Refer to the Public Health Agency of Canada“COVID-19 mask use: Advice for community settings”, and the CCOHS “Get the Facts on Masks” for detailed information on how to properly wear and care for masks.

  • Follow the mask wearing requirements of your local public health agency and jurisdiction.
  • Masks may need to be worn at all times, except during specific activities (e.g., eating, drinking, exercising, swimming, or showering) if exempted by the local public health authority.
  • Make sure that wearing a mask does not create new hazards such as from entanglement (moving equipment) or open flames (lighters, stoves, bonfires).
  • Implement or update the workplace heat-stress program, as mask wearing may increase physiological stress during high-exertion tasks.
  • There is great variation in the quality of masks available from retail sources. Consider providing appropriate single-use masks or re-useable fabric non-medical masks to workers and participants.
  • If not being able to see a speaker’s face and mouth clearly will cause accessibility difficulties for a person, consider using a clear mask.
  • Workers may also wish to use eye protection (such as safety glasses, goggles, or a face shield) in addition to a mask, when in close physical contact with others.

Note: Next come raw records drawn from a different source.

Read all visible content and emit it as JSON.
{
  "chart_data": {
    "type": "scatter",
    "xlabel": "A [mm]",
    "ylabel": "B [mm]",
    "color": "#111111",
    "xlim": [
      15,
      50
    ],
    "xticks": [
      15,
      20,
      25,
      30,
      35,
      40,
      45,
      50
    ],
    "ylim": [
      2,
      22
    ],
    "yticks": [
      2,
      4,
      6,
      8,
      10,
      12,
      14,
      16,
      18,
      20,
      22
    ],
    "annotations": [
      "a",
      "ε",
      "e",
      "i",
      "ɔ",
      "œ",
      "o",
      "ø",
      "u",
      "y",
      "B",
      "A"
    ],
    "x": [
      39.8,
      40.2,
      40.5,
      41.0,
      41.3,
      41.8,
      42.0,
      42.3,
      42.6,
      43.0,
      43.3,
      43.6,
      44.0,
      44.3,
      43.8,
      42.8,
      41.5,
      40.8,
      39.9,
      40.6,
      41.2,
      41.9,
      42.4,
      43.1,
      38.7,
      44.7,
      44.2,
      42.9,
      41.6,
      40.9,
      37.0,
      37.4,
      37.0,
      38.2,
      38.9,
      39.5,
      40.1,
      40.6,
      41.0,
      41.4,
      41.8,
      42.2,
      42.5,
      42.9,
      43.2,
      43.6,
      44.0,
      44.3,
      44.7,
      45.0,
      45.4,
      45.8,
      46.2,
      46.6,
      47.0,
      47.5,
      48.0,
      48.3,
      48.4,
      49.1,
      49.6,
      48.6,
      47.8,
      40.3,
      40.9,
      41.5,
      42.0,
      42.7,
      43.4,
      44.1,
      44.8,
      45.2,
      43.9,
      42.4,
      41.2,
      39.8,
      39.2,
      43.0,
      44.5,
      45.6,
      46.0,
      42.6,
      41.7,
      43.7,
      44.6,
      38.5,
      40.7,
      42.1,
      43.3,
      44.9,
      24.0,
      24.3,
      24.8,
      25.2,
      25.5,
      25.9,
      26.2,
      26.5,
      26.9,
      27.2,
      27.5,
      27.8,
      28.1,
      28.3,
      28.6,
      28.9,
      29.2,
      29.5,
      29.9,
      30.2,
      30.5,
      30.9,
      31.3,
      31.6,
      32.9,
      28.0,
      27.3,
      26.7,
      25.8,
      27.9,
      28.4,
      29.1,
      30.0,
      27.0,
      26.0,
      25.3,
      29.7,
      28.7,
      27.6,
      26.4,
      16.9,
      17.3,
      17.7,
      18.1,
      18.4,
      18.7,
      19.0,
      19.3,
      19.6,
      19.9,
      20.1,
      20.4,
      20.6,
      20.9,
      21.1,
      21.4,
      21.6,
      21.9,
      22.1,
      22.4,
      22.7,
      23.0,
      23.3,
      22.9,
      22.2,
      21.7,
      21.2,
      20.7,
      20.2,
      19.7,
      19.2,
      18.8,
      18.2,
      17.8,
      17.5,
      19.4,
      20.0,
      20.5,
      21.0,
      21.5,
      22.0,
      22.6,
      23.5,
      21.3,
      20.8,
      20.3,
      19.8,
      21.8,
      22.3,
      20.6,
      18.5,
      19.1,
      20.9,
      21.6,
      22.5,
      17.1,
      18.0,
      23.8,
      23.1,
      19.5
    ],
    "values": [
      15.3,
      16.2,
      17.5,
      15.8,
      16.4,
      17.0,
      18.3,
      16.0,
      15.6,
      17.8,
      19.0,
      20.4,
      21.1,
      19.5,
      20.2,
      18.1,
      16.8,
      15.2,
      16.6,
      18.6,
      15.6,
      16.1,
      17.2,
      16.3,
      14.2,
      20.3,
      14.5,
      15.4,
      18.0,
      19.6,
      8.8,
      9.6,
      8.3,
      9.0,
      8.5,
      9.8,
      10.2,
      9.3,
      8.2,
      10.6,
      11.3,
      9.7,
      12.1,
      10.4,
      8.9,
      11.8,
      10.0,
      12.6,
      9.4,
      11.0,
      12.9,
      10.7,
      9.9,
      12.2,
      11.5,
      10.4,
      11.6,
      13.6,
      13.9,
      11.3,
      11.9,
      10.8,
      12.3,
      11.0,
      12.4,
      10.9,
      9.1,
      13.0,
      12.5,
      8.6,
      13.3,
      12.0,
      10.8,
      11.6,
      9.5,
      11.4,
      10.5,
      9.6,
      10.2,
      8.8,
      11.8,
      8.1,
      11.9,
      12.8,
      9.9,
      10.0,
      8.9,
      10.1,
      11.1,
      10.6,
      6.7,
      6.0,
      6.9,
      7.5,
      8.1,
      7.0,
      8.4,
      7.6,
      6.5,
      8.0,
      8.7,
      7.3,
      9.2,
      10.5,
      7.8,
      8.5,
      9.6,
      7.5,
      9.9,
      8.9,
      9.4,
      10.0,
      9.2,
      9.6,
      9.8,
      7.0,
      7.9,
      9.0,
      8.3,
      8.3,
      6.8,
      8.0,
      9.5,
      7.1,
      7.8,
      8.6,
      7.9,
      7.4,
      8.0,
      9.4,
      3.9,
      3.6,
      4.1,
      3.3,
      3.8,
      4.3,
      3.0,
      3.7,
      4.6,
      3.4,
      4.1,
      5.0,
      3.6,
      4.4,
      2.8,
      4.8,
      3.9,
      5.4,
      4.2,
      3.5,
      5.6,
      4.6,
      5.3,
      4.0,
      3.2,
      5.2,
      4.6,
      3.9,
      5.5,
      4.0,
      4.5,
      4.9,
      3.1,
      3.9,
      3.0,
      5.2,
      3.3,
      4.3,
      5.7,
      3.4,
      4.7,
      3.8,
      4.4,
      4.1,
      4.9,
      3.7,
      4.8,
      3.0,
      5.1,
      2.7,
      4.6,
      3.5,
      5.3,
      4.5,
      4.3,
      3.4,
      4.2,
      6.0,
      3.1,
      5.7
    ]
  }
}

Note: While non-medical masks are useful in reducing the spread of COVID-19, they are not considered Personal Protective Equipment (PPE) as they do not meet regulated testing and certification standards. Refer to the Government of Canada “Personal protective equipment (COVID-19): Overview” and “COVID-19 and Personal Protective Equipment” for more detailed information about PPE.

It is important that mental health resources and support are provided to all workers, including access to an employee assistance program, if available.

For further information on COVID-19, refer to the Public Health Agency of Canada.

Note that this guidance is just some of the adjustments organizations can make during a pandemic. Adapt this list by adding your own good practices and policies to meet your organization’s specific needs.

Disclaimer: As public and occupational health and safety information is changing rapidly, local public health authorities should be consulted for specific, regional guidance. This information is not intended to replace medical advice or legislated health and safety obligations. Although every effort is made to ensure the accuracy, currency and completeness of the information, CCOHS does not guarantee, warrant, represent or undertake that the information provided is correct, accurate or current. CCOHS is not liable for any loss, claim, or demand arising directly or indirectly from any use or reliance upon the information.